Mechanical Processing of Naturally Bent Organic Crystalline Microoptical Waveguides and Junctions

Precise mechanical processing of optical microcrystals involves complex microscale operations viz. moving, bending, lifting, and cutting of crystals. Some of these mechanical operations can be implemented by applying mechanical force at specific points of the crystal to fabricate advanced crystalline optical junctions. Mechanically compliant flexible optical crystals are ideal candidates for the designing of such microoptical junctions. A vapor‐phase growth of naturally bent optical waveguiding crystals of 1,4‐bis(2‐cyanophenylethynyl)benzene (1) on a surface forming different optical junctions is presented. In the solid‐state, molecule 1 interacts with its neighbors via CH⋅⋅⋅N hydrogen bonding and π–π stacking.
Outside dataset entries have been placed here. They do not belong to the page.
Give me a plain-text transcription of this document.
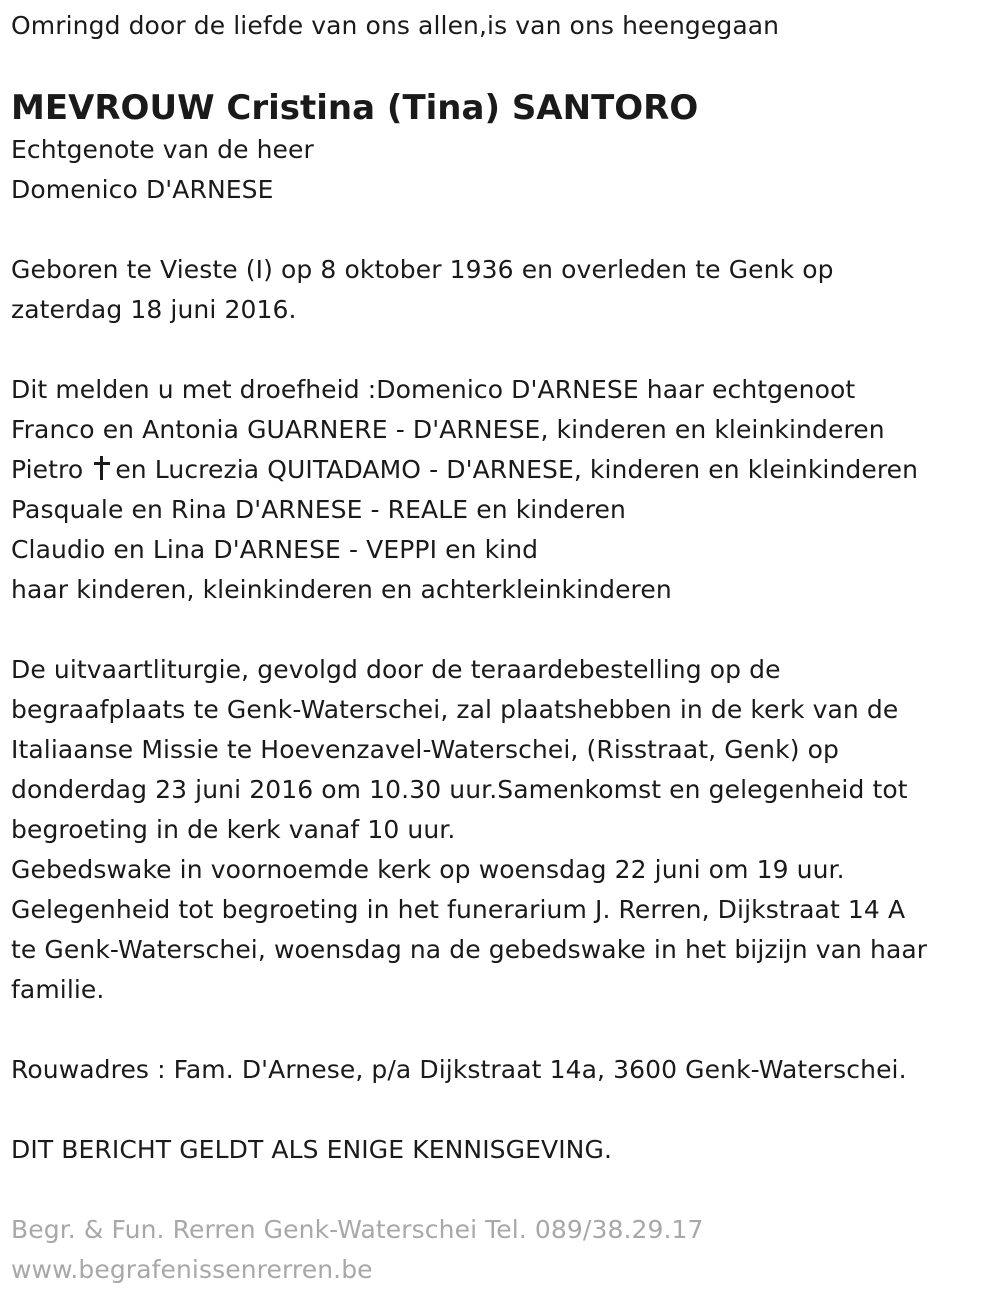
Omringd door de liefde van ons allen,is van ons heengegaan
MEVROUW Cristina (Tina) SANTORO
Echtgenote van de heer
Domenico D'ARNESE
Geboren te Vieste (I) op 8 oktober 1936 en overleden te Genk op
zaterdag 18 juni 2016.
Dit melden u met droefheid :Domenico D'ARNESE haar echtgenoot
Franco en Antonia GUARNERE - D'ARNESE, kinderen en kleinkinderen
Pietro en Lucrezia QUITADAMO - D'ARNESE, kinderen en kleinkinderen
Pasquale en Rina D'ARNESE - REALE en kinderen
Claudio en Lina D'ARNESE - VEPPI en kind
haar kinderen, kleinkinderen en achterkleinkinderen
De uitvaartliturgie, gevolgd door de teraardebestelling op de
begraafplaats te Genk-Waterschei, zal plaatshebben in de kerk van de
Italiaanse Missie te Hoevenzavel-Waterschei, (Risstraat, Genk) op
donderdag 23 juni 2016 om 10.30 uur.Samenkomst en gelegenheid tot
begroeting in de kerk vanaf 10 uur.
Gebedswake in voornoemde kerk op woensdag 22 juni om 19 uur.
Gelegenheid tot begroeting in het funerarium J. Rerren, Dijkstraat 14 A
te Genk-Waterschei, woensdag na de gebedswake in het bijzijn van haar
familie.
Rouwadres : Fam. D'Arnese, p/a Dijkstraat 14a, 3600 Genk-Waterschei.
DIT BERICHT GELDT ALS ENIGE KENNISGEVING.
Begr. & Fun. Rerren Genk-Waterschei Tel. 089/38.29.17
www.begrafenissenrerren.be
The microcrystals deposited at a glass surface exhibit moderate flexibility due to substantial surface adherence energy. The obtained network crystals also display mechanical compliance when cut precisely with sharp atomic force microscope cantilever tip, making them ideal candidates for building innovative T‐ and Δ‐shaped optical junctions with multiple outputs. The presented micromechanical processing technique can also be effectively used as a tool to fabricate single‐crystal integrated photonic devices and circuits on suitable substrates. Precise mechanical processing of crystalline optical waveguides is essential for the construction of advanced photonic junctions and circuits. The vapor‐phase growth technique generates naturally bent crystalline waveguides and networks on a glass surface. Micromechanical cutting of these networks at well‐defined positions using atomic force microscopy cantilever produces T‐ and Δ‐shaped optical junctions with multiple optical outputs.